Bass player Dresser, in San Diego, and trombonist Dessen, in Irvine, perform telematically via CALIT2’s high-bandwidth network.
Others who took the podium to reflect on CALIT2’s first 10 years included Atkinson; CALIT2 Director Larry Smarr; former chancellors Ralph Cicerone (UCI) and Bob Dynes (UCSD), who were the proposal’s co-PIs; and Nick Alexopoulos, former UCI engineering dean.
In addition to lauding the past, the celebration also focused on CALIT2’s next 10 years, which Smarr said will fast-track the digitization of energy, the environment, healthcare and culture. “There are amazing challenges on a scale humanity hasn’t faced before, so it can’t be business as usual. We don’t have the time,” he said.
Guest speakers Dan Dooley in Irvine and Dr. Drew Senyei in San Diego touched on the ways these new technologies will impact current and future global dilemmas.

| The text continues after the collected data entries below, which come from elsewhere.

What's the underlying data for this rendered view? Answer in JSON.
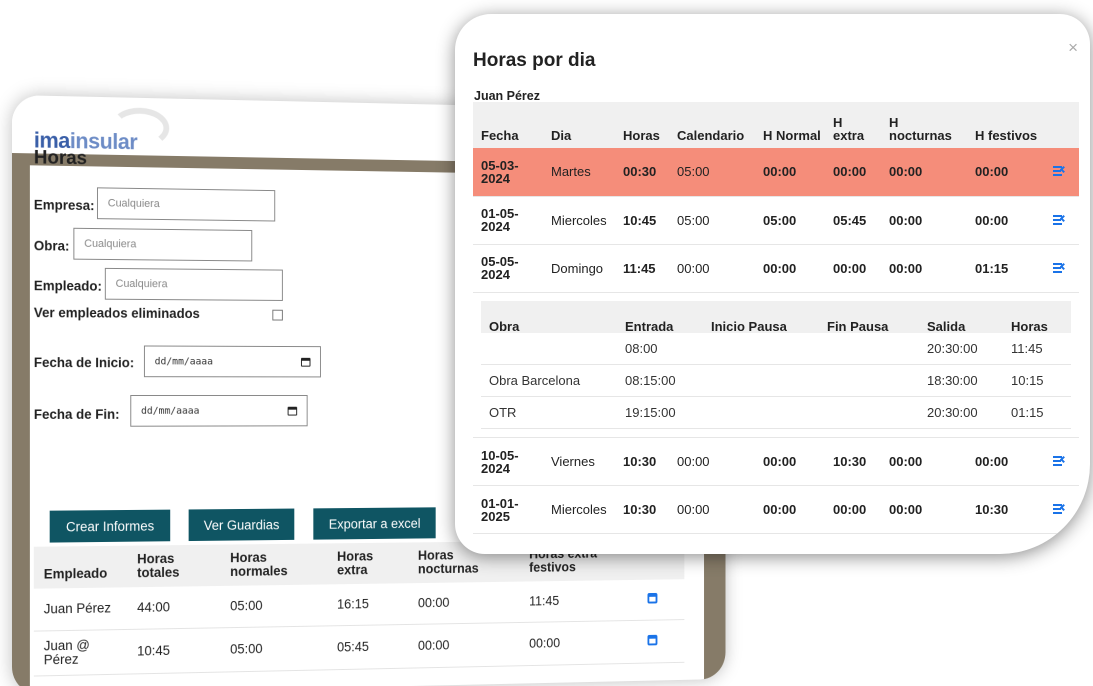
{
  "app": {
    "logo_bold": "ima",
    "logo_light": "insular"
  },
  "form": {
    "title": "Horas",
    "empresa_label": "Empresa:",
    "obra_label": "Obra:",
    "empleado_label": "Empleado:",
    "placeholder": "Cualquiera",
    "ver_eliminados_label": "Ver empleados eliminados",
    "fecha_inicio_label": "Fecha de Inicio:",
    "fecha_fin_label": "Fecha de Fin:",
    "date_placeholder": "dd/mm/aaaa"
  },
  "buttons": {
    "crear": "Crear Informes",
    "guardias": "Ver Guardias",
    "exportar": "Exportar a excel"
  },
  "summary": {
    "headers": [
      "Empleado",
      "Horas totales",
      "Horas normales",
      "Horas extra",
      "Horas nocturnas",
      "Horas extra festivos"
    ],
    "rows": [
      [
        "Juan Pérez",
        "44:00",
        "05:00",
        "16:15",
        "00:00",
        "11:45"
      ],
      [
        "Juan @ Pérez",
        "10:45",
        "05:00",
        "05:45",
        "00:00",
        "00:00"
      ]
    ]
  },
  "modal": {
    "title": "Horas por dia",
    "close": "×",
    "employee": "Juan Pérez",
    "headers": [
      "Fecha",
      "Dia",
      "Horas",
      "Calendario",
      "H Normal",
      "H extra",
      "H nocturnas",
      "H festivos"
    ],
    "rows": [
      [
        "05-03-2024",
        "Martes",
        "00:30",
        "05:00",
        "00:00",
        "00:00",
        "00:00",
        "00:00"
      ],
      [
        "01-05-2024",
        "Miercoles",
        "10:45",
        "05:00",
        "05:00",
        "05:45",
        "00:00",
        "00:00"
      ],
      [
        "05-05-2024",
        "Domingo",
        "11:45",
        "00:00",
        "00:00",
        "00:00",
        "00:00",
        "01:15"
      ],
      [
        "10-05-2024",
        "Viernes",
        "10:30",
        "00:00",
        "00:00",
        "10:30",
        "00:00",
        "00:00"
      ],
      [
        "01-01-2025",
        "Miercoles",
        "10:30",
        "00:00",
        "00:00",
        "00:00",
        "00:00",
        "10:30"
      ]
    ],
    "detail_headers": [
      "Obra",
      "Entrada",
      "Inicio Pausa",
      "Fin Pausa",
      "Salida",
      "Horas"
    ],
    "detail_rows": [
      [
        "",
        "08:00",
        "",
        "",
        "20:30:00",
        "11:45"
      ],
      [
        "Obra Barcelona",
        "08:15:00",
        "",
        "",
        "18:30:00",
        "10:15"
      ],
      [
        "OTR",
        "19:15:00",
        "",
        "",
        "20:30:00",
        "01:15"
      ]
    ]
  }
}
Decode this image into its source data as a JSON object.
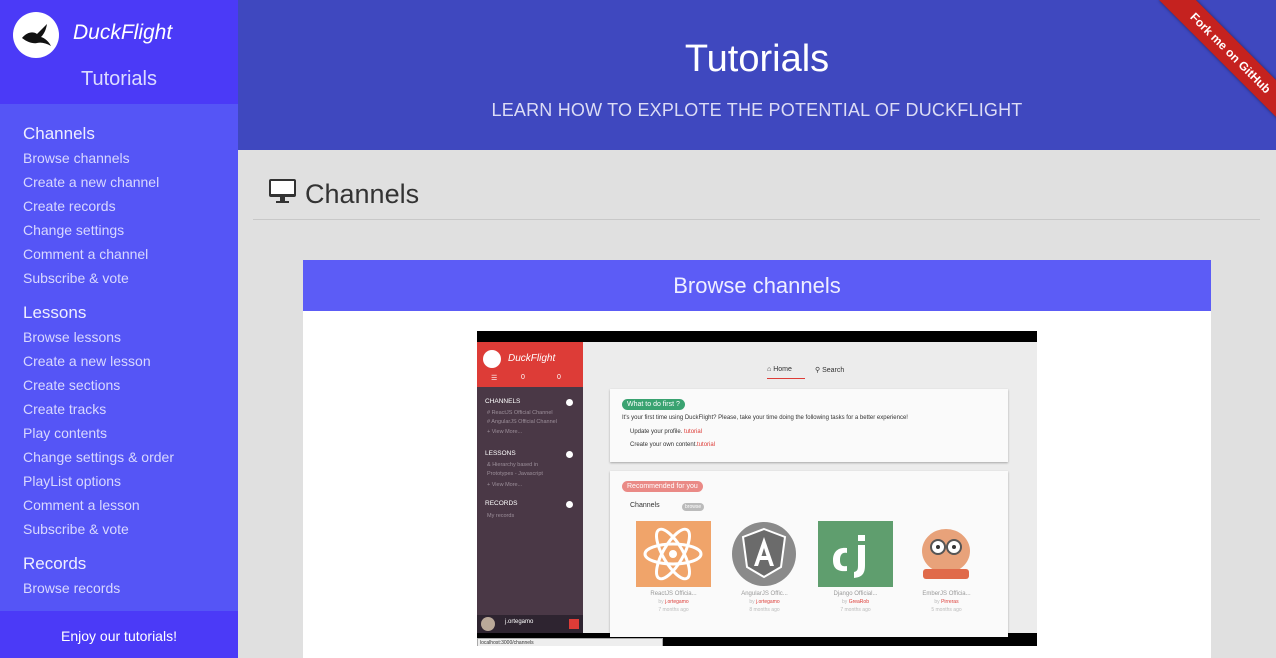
{
  "sidebar": {
    "brand": "DuckFlight",
    "subtitle": "Tutorials",
    "sections": [
      {
        "title": "Channels",
        "items": [
          "Browse channels",
          "Create a new channel",
          "Create records",
          "Change settings",
          "Comment a channel",
          "Subscribe & vote"
        ]
      },
      {
        "title": "Lessons",
        "items": [
          "Browse lessons",
          "Create a new lesson",
          "Create sections",
          "Create tracks",
          "Play contents",
          "Change settings & order",
          "PlayList options",
          "Comment a lesson",
          "Subscribe & vote"
        ]
      },
      {
        "title": "Records",
        "items": [
          "Browse records"
        ]
      }
    ],
    "footer": "Enjoy our tutorials!"
  },
  "header": {
    "title": "Tutorials",
    "subtitle": "LEARN HOW TO EXPLOTE THE POTENTIAL OF DUCKFLIGHT",
    "ribbon": "Fork me on GitHub"
  },
  "main": {
    "section_title": "Channels",
    "section_icon": "monitor-icon",
    "card_title": "Browse channels"
  },
  "video": {
    "app_name": "DuckFlight",
    "badge1": "0",
    "badge2": "0",
    "nav_home": "Home",
    "nav_search": "Search",
    "side_channels": "CHANNELS",
    "side_channel_items": [
      "# ReactJS Official Channel",
      "# AngularJS Official Channel",
      "+ View More..."
    ],
    "side_lessons": "LESSONS",
    "side_lesson_items": [
      "& Hierarchy based in",
      "Prototypes - Javascript",
      "+ View More..."
    ],
    "side_records": "RECORDS",
    "side_record_items": [
      "My records"
    ],
    "user": "j.ortegamo",
    "url": "localhost:3000/channels",
    "what_to_do": "What to do first ?",
    "intro": "It's your first time using DuckFlight? Please, take your time doing the following tasks for a better experience!",
    "task1": "Update your profile.",
    "task2": "Create your own content.",
    "task_tag": "tutorial",
    "recommended": "Recommended for you",
    "channels_label": "Channels",
    "browse_label": "browse",
    "tiles": [
      {
        "name": "ReactJS Officia...",
        "by_prefix": "by",
        "by": "j.ortegamo",
        "meta": "7 months ago",
        "color": "#f0a46a"
      },
      {
        "name": "AngularJS Offic...",
        "by_prefix": "by",
        "by": "j.ortegamo",
        "meta": "8 months ago",
        "color": "#8a8a8a"
      },
      {
        "name": "Django Official...",
        "by_prefix": "by",
        "by": "GreaRob",
        "meta": "7 months ago",
        "color": "#5f9e6e"
      },
      {
        "name": "EmberJS Officia...",
        "by_prefix": "by",
        "by": "Pirreras",
        "meta": "5 months ago",
        "color": "#e8d4c8"
      }
    ]
  }
}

Dooley, a former water and environmental attorney whose responsibilities in the UC Office of the President include agriculture and natural resources, addressed the increasing worldwide demand for food production and decreasing water supplies. He said the state’s aging infrastructure, deteriorating ecosystems and fragmented institutional structure can benefit greatly from sensing technologies, data integration systems and advanced modeling capabilities. “Increasingly, it’s not about biological and life sciences, it’s about information management,” he said. “There are enormous challenges but every challenge creates enormous opportunities.”

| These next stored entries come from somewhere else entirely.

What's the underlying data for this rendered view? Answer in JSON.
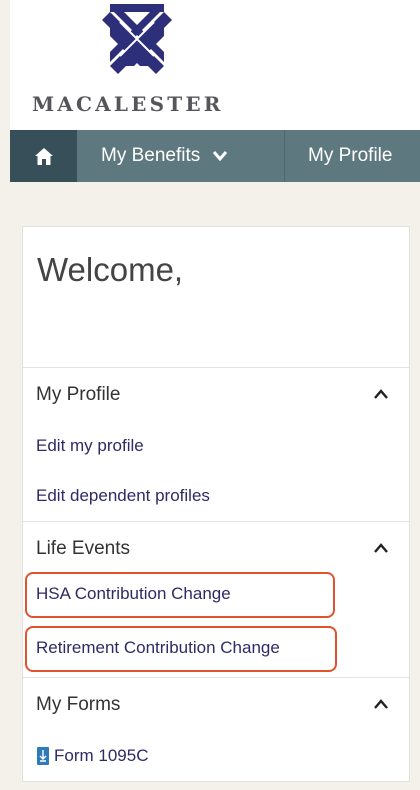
{
  "brand": {
    "name": "MACALESTER"
  },
  "nav": {
    "home_icon": "home-icon",
    "benefits_label": "My Benefits",
    "profile_label": "My Profile"
  },
  "welcome": {
    "text": "Welcome,"
  },
  "sections": [
    {
      "title": "My Profile",
      "links": [
        "Edit my profile",
        "Edit dependent profiles"
      ]
    },
    {
      "title": "Life Events",
      "links": [
        "HSA Contribution Change",
        "Retirement Contribution Change"
      ]
    },
    {
      "title": "My Forms",
      "links": [
        "Form 1095C"
      ]
    }
  ],
  "colors": {
    "nav_bg": "#5e7880",
    "nav_home_bg": "#374f59",
    "link": "#2e2a66",
    "highlight": "#e0532d",
    "logo": "#2d2f7a"
  }
}
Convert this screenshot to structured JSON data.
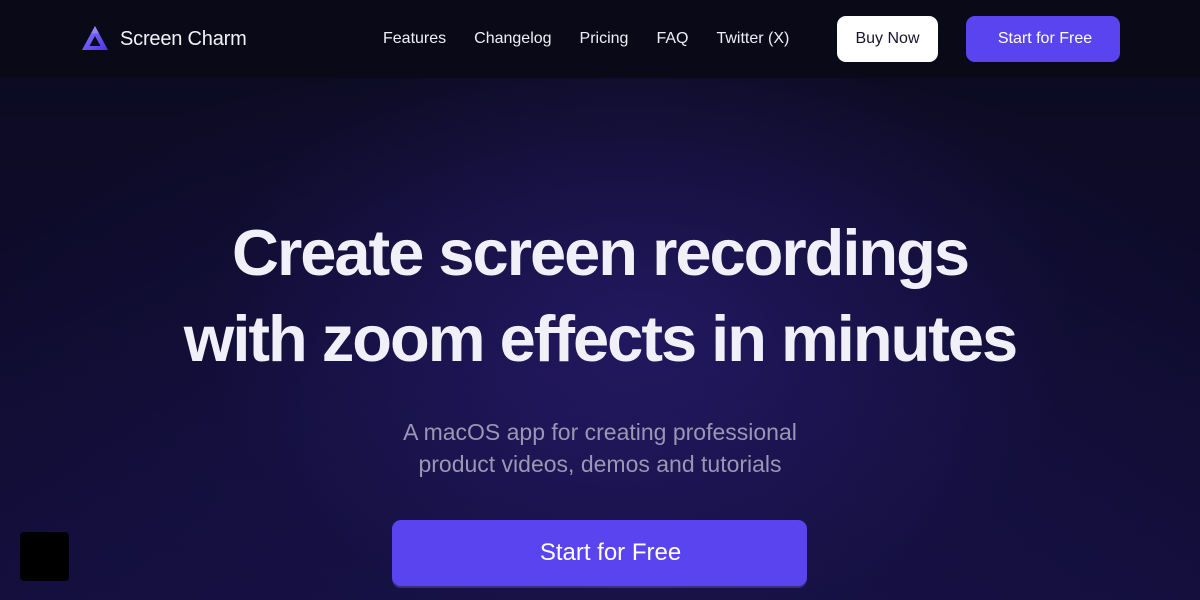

Senyei, managing director of Enterprise Partners Venture Capital, was trained as a physician. He called the current healthcare system “pretty fragmented,” citing ineffective drugs, disjointed care and spiraling costs. He predicted that advances in genomics will drive a healthcare revolution that will usher in improved predictive diagnostics, personalized drugs, regenerative medicine and better vaccines.
“These technologies converging today will deliver much healthier patients and generate lots of data, which is a two-edged sword,” he said. “I believe there is tremendous opportunity for academic and industrial partnerships in organizing and making healthcare much more effective.”

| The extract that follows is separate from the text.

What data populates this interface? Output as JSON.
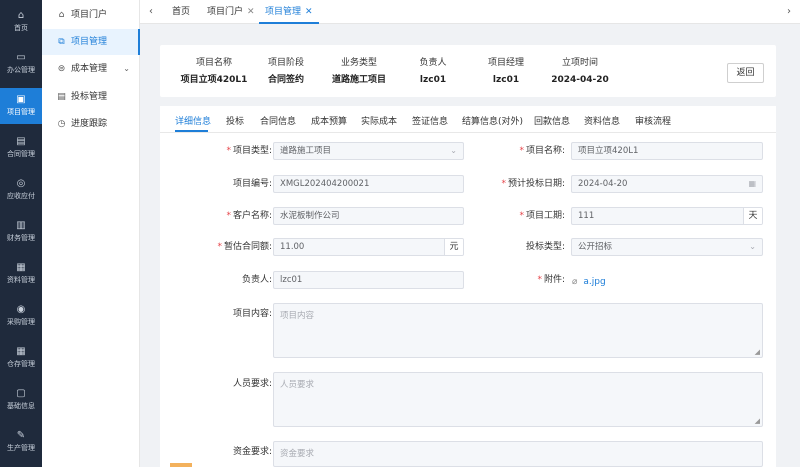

A telematic music performance spanning both campuses closed the morning program. Professors Michael Dessen, on the trombone at UCI, and Mark Dresser, playing the string bass at UCSD, performed in synch via CALIT2’s high-bandwidth network. The presentation, which drew on the performers’ shared history of exploration in jazz and contemporary music, utilized custom software that allowed for multichannel, CD-quality audio with minimal delay.
After a catered lunch on the CALIT2 Building patio, UCI visitors got up-close-and-personal with nearly 25 research projects underway in the institute’s labs. From nanoengineering, materials characterization and microscopy to interactive media, green IT, visualization and wireless technologies, guests viewed a series of demonstrations that underscore the progress has CALIT2 made in its first decade and its research goals for the future.
The underlying sentiment of the two-campus celebration was perhaps best summarized by Dan Dooley. “These institutes began as a dream, which over the last 10 years have achieved successes far beyond, perhaps, what even those involved at the time thought to be possible,” he said.
“Today, we celebrate our success and recommit ourselves to invigorating and continuing this model to address future challenges for California and the world.”